Happy Valentines Day! I know – I am a little late this year. But hey, these raspberry sandwich cookies are great year round! I love the combination of raspberry and coconut. Divine. I purposefully made them bite-size small (just 1 inch) which might haven not been a good idea since I tend to eat a lot more of them the smaller they are…

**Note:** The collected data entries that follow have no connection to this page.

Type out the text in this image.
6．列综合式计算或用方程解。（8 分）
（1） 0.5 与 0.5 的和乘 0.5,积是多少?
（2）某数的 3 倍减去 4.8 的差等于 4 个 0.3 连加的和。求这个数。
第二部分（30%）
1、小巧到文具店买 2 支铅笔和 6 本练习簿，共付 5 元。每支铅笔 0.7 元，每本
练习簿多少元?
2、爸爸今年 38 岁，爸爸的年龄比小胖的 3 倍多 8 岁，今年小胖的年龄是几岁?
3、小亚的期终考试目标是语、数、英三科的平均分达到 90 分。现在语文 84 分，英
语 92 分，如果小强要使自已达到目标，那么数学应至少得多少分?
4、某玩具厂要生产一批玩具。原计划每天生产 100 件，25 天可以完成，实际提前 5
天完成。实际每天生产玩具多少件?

I used freeze dried raspberry powder since it has a very intensive, natural and distinctive raspberry flavor. You could substitute it with raspberry flavor and pink food color (and a little bit more flour) but I don’t recommend that. Instead, why don’t you make your own fruit powder? Yep, it is more than worth a try and real easy. Stefani of the Cupcake Project tells you how in this great tutorial, all you need is fresh fruit, an oven and time.
- FOR THE COOKIES:
- 1 stick unsalted butter
- ⅔ cups flour
- ½ cup sugar
- 3 teaspoons raspberry powder
- FOR THE FILLING:
- ½ cup unsweet coconut milk
- ½ stick unsalted butter
- ½ cup cream cheese
- ⅔ cup powdered sugar
- Preheat oven to 350°F / 180°C.
- Cream the butter and the sugar until light and fluffy with the paddle attachment. With the mixer on low speed, add the flour until just slightly incorporated. Knead into a dough and rest for about 20 mins.

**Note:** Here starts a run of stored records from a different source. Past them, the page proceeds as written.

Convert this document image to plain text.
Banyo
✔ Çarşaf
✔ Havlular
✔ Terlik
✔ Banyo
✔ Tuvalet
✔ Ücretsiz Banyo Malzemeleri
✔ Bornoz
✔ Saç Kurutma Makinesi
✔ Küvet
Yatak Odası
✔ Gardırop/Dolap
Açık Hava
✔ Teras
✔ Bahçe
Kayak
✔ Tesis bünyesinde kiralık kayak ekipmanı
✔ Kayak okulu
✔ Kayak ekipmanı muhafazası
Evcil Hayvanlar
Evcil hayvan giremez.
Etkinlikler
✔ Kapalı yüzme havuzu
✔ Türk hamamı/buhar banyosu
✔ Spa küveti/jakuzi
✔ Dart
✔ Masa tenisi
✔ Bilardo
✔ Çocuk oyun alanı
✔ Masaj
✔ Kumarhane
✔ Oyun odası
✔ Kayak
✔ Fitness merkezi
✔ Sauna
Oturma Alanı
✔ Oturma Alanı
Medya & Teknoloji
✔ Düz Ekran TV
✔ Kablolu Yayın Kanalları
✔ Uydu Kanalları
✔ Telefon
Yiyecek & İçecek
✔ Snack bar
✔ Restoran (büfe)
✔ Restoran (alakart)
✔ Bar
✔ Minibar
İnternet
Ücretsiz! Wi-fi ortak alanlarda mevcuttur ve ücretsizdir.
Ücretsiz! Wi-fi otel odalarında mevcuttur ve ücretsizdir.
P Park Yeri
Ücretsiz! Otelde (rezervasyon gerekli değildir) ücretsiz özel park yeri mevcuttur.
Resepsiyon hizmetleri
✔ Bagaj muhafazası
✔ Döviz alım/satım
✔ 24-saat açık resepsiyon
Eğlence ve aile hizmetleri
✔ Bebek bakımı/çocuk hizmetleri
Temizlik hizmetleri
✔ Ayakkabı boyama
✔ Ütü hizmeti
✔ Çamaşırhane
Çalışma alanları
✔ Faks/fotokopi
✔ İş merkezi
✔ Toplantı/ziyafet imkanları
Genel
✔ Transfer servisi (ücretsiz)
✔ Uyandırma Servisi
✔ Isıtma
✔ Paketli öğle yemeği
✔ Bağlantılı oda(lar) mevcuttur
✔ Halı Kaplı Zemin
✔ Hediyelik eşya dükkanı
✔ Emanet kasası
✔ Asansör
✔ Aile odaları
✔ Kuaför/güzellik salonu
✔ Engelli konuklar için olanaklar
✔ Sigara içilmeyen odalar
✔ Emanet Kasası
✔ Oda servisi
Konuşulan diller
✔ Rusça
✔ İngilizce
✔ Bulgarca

- Roll out the dough and cut small circles using a 1 or 2 inch cutter. Bake the cookies on a cookies sheet lined with parchment paper for about 8-9 minutes, they should stay pink and not turn golden.
- Let them cool down.
- Cream the butter and the powdered sugar with your electric mixer for about 5 minutes. Add the cream cheese and the coconut milk and keep beating for 1-2 minutes. Pour the filling into a piping bag and let it set in the refrigerator for about 30 minutes.
- Pip some filling onto the cookies and top with a second cookie. To harden the cream, let them rest in the refrigerator.